STATUS: Endangered in Florida water and the Pacific Coast of Mexico, including Gulf of California, without critical habitat. Threatened elsewhere also.|
DESCRIPTION: The adults of this member of the family Chelonidae can grow to a carapace (top shell) length of four feet, and range from 250 to 450 pounds. The adult's carapace is smooth, lacks a keel (center ridge), and is light to dark brown with dark mottling.
HABITAT:Generally found in shallow (except when migrating) inside reefs, bays, estuaries and inlets, especially sea grass beds. Favored habitat appears to be lagoons and shoals with an abundance of marine grass and algae. Open beaches with sloping platform and minimal disturbance are required for nesting. A variety of sands can be used for nesting, but must be friable and well drained.
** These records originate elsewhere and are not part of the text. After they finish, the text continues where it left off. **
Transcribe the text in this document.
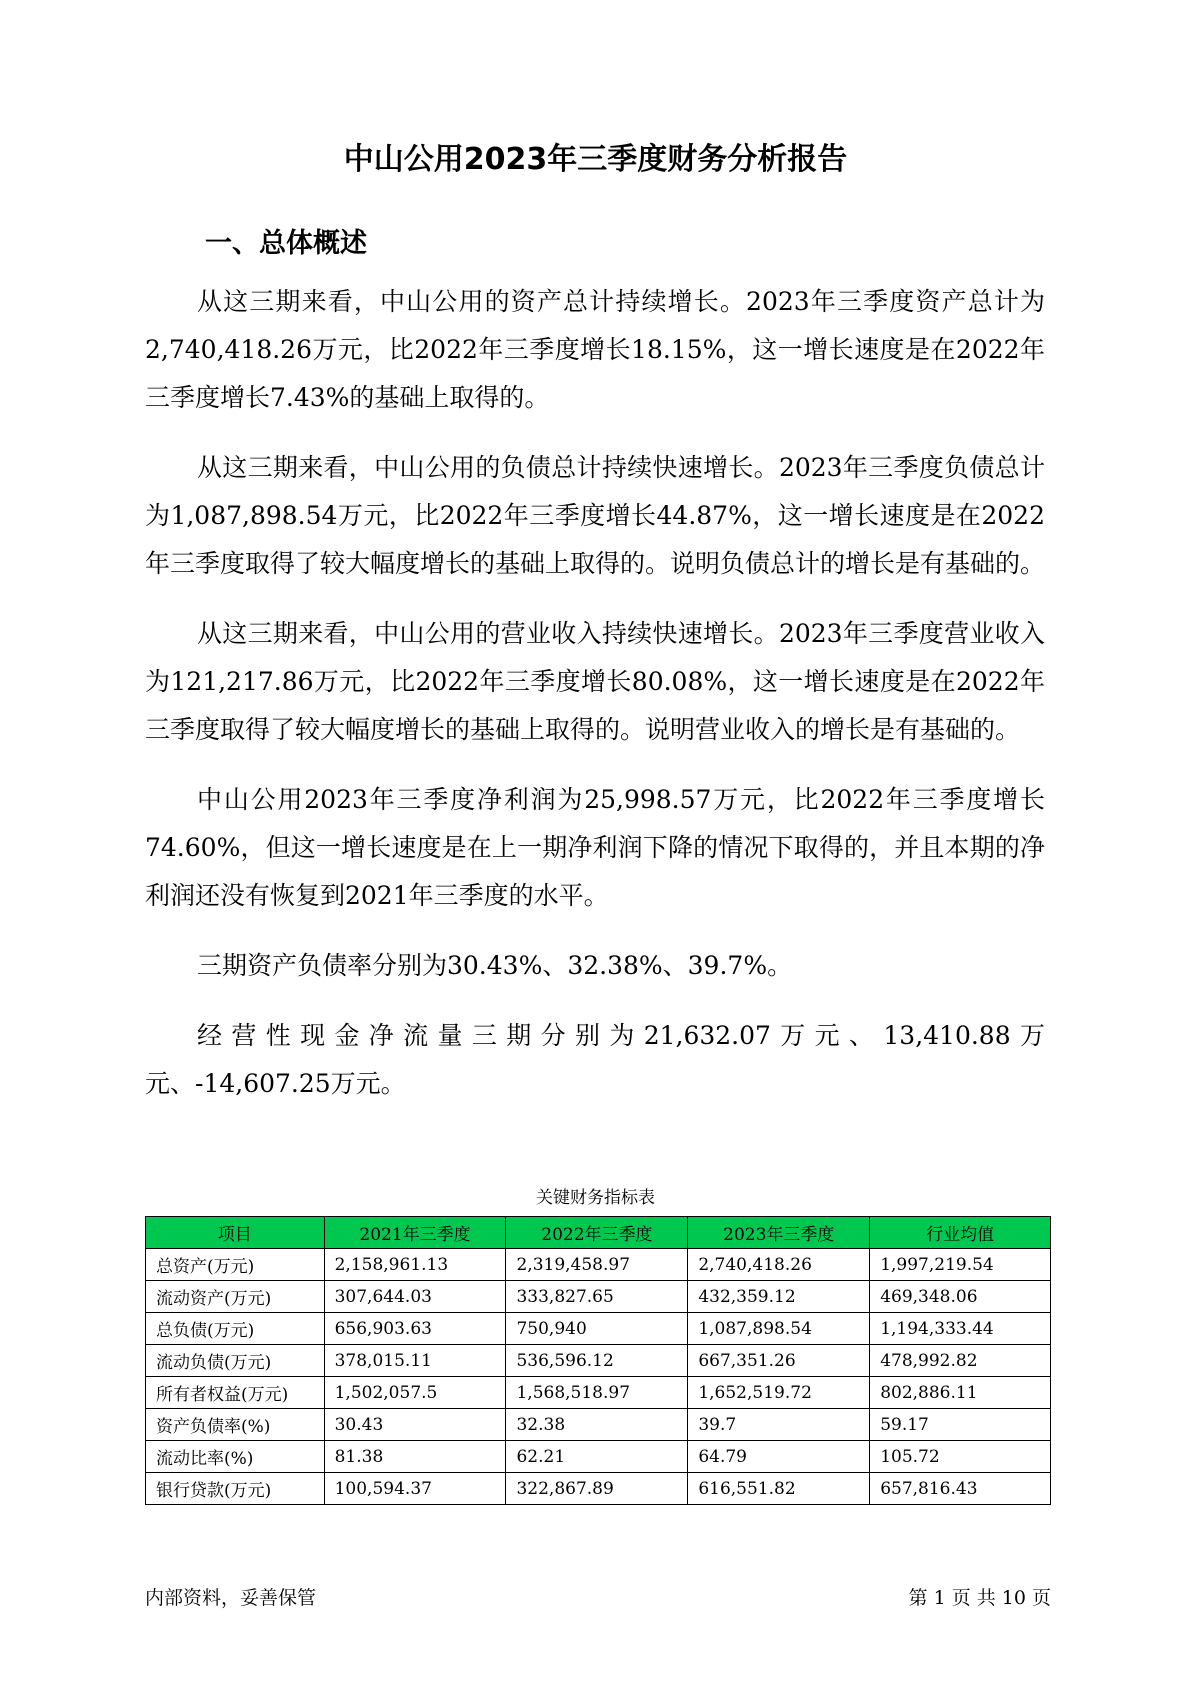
中山公用2023年三季度财务分析报告
一、总体概述

从这三期来看，中山公用的资产总计持续增长。2023年三季度资产总计为2,740,418.26万元，比2022年三季度增长18.15%，这一增长速度是在2022年三季度增长7.43%的基础上取得的。

从这三期来看，中山公用的负债总计持续快速增长。2023年三季度负债总计为1,087,898.54万元，比2022年三季度增长44.87%，这一增长速度是在2022年三季度取得了较大幅度增长的基础上取得的。说明负债总计的增长是有基础的。

从这三期来看，中山公用的营业收入持续快速增长。2023年三季度营业收入为121,217.86万元，比2022年三季度增长80.08%，这一增长速度是在2022年三季度取得了较大幅度增长的基础上取得的。说明营业收入的增长是有基础的。

中山公用2023年三季度净利润为25,998.57万元，比2022年三季度增长74.60%，但这一增长速度是在上一期净利润下降的情况下取得的，并且本期的净利润还没有恢复到2021年三季度的水平。

三期资产负债率分别为30.43%、32.38%、39.7%。

经营性现金净流量三期分别为21,632.07万元、13,410.88万元、-14,607.25万元。

关键财务指标表
项目	2021年三季度	2022年三季度	2023年三季度	行业均值
总资产(万元)	2,158,961.13	2,319,458.97	2,740,418.26	1,997,219.54
流动资产(万元)	307,644.03	333,827.65	432,359.12	469,348.06
总负债(万元)	656,903.63	750,940	1,087,898.54	1,194,333.44
流动负债(万元)	378,015.11	536,596.12	667,351.26	478,992.82
所有者权益(万元)	1,502,057.5	1,568,518.97	1,652,519.72	802,886.11
资产负债率(%)	30.43	32.38	39.7	59.17
流动比率(%)	81.38	62.21	64.79	105.72
银行贷款(万元)	100,594.37	322,867.89	616,551.82	657,816.43
内部资料，妥善保管	第 1 页 共 10 页
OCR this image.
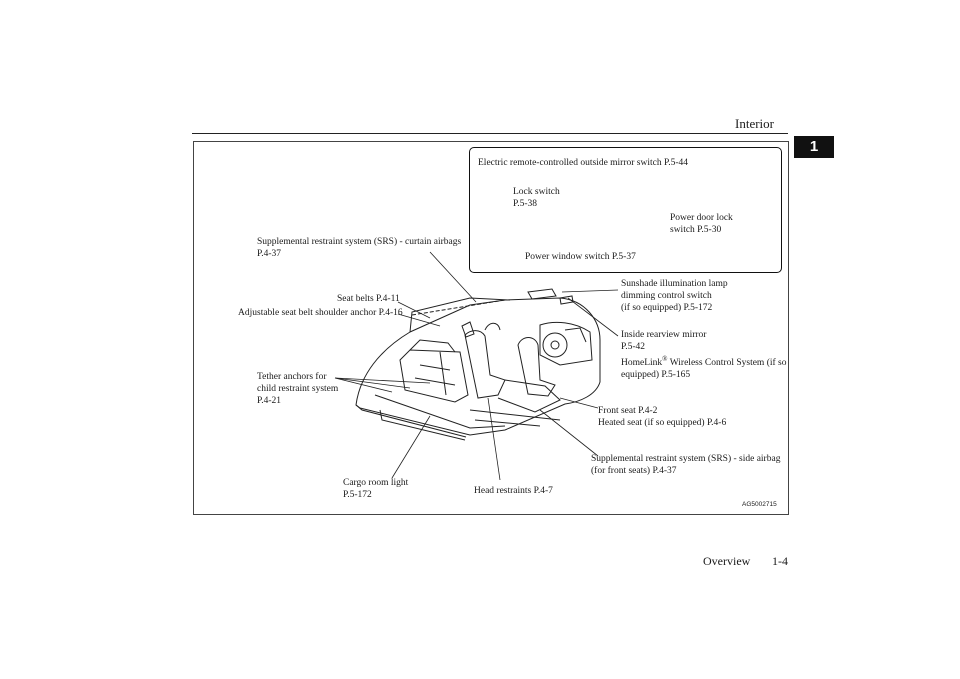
Interior
1
Electric remote-controlled outside mirror switch P.5-44
Lock switch
P.5-38
Power door lock
switch P.5-30
Power window switch P.5-37
Supplemental restraint system (SRS) - curtain airbags
P.4-37
Seat belts P.4-11
Adjustable seat belt shoulder anchor P.4-16
Tether anchors for
child restraint system
P.4-21
Cargo room light
P.5-172	Head restraints P.4-7
Sunshade illumination lamp
dimming control switch
(if so equipped) P.5-172
Inside rearview mirror
P.5-42
HomeLink® Wireless Control System (if so
equipped) P.5-165
Front seat P.4-2
Heated seat (if so equipped) P.4-6
Supplemental restraint system (SRS) - side airbag
(for front seats) P.4-37
AG5002715
Overview 1-4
Present: Found throughout the world predominantly in subtropical and tropical waters. Occasionally occurs along the Texas Gulf Coast. Juvenile green sea turtle are found in Texas inshore waters, primarily along the south Texas coast..
THREATS AND/OR REASONS FOR DECLINE: Over-exploitation of eggs and meat as a food source, mortality from commercial fishing operations and dredging, and habitat (nesting) disturbance (beach development). Commercial entities utilizing this species existed in Texas and Florida into the present century.
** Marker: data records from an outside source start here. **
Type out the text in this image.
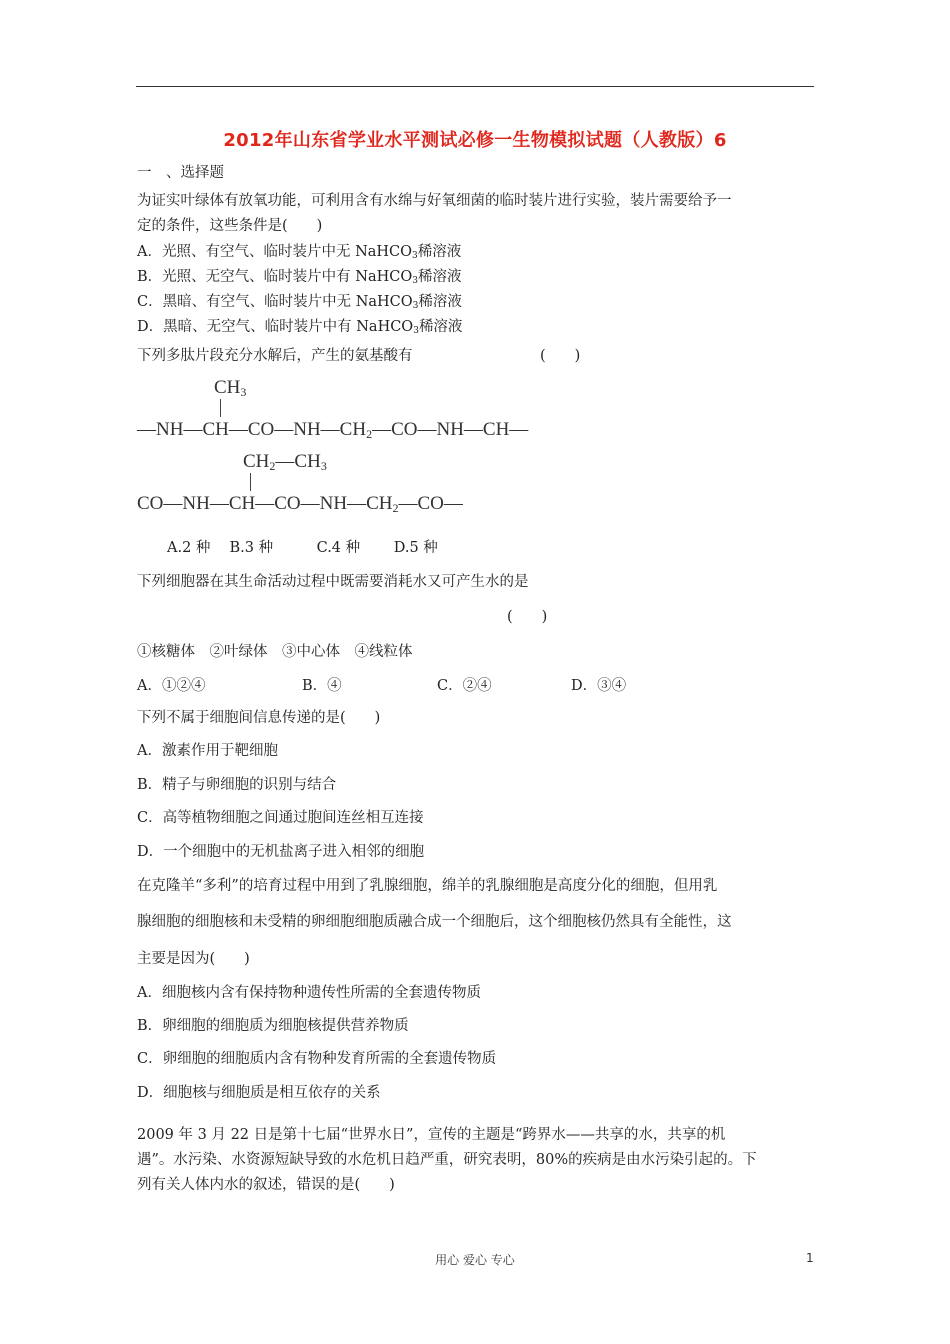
2012年山东省学业水平测试必修一生物模拟试题（人教版）6
一　、选择题
为证实叶绿体有放氧功能，可利用含有水绵与好氧细菌的临时装片进行实验，装片需要给予一
定的条件，这些条件是(　　)
A．光照、有空气、临时装片中无 NaHCO$_3$稀溶液
B．光照、无空气、临时装片中有 NaHCO$_3$稀溶液
C．黑暗、有空气、临时装片中无 NaHCO$_3$稀溶液
D．黑暗、无空气、临时装片中有 NaHCO$_3$稀溶液
下列多肽片段充分水解后，产生的氨基酸有	(　　)
CH3
—NH—CH—CO—NH—CH2—CO—NH—CH—
CH2—CH3
CO—NH—CH—CO—NH—CH2—CO—
A.2 种　 B.3 种　　　C.4 种　　 D.5 种
下列细胞器在其生命活动过程中既需要消耗水又可产生水的是
(　　)
①核糖体　②叶绿体　③中心体　④线粒体
A．①②④	B．④	C．②④	D．③④
下列不属于细胞间信息传递的是(　　)
A．激素作用于靶细胞
B．精子与卵细胞的识别与结合
C．高等植物细胞之间通过胞间连丝相互连接
D．一个细胞中的无机盐离子进入相邻的细胞
在克隆羊“多利”的培育过程中用到了乳腺细胞，绵羊的乳腺细胞是高度分化的细胞，但用乳
腺细胞的细胞核和未受精的卵细胞细胞质融合成一个细胞后，这个细胞核仍然具有全能性，这
主要是因为(　　)
A．细胞核内含有保持物种遗传性所需的全套遗传物质
B．卵细胞的细胞质为细胞核提供营养物质
C．卵细胞的细胞质内含有物种发育所需的全套遗传物质
D．细胞核与细胞质是相互依存的关系
2009 年 3 月 22 日是第十七届“世界水日”，宣传的主题是“跨界水——共享的水，共享的机
遇”。水污染、水资源短缺导致的水危机日趋严重，研究表明，80%的疾病是由水污染引起的。下
列有关人体内水的叙述，错误的是(　　)
用心 爱心 专心	1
Historic: The North American distribution was from Massachusetts to Mexico and from British Columbia to Mexico.
OTHER INFORMATION: Green sea turtles are long-distance migrants and are occasionally seen in open sea en route from feeding grounds to nesting beaches or vice versa. These turtles are mostly herbivorous, feeding on marine algae and shallow water pastures of marine grasses (including Thalassia, Zostera, Cymodocea, and Halophila). Small mollusks, sponges, crustaceans, and jellyfish are often consumed. Clutch size ranges from 75 to 250 eggs with incubation lasting from 48 to 70 days. Nocturnal nesting occurs in 2, 3, or 4 year intervals and as many as seven clutches are laid in one season. Renesting is usually within 1.5 km from previous nesting site. Recovery Plan completed by the Recovery Team and approved by the National Marine Fisheries Service and Fish and Wildlife Service in 1991.
U.S. Fish and Wildlife Service. August 1992. Threatened and Endangered Species of Texas.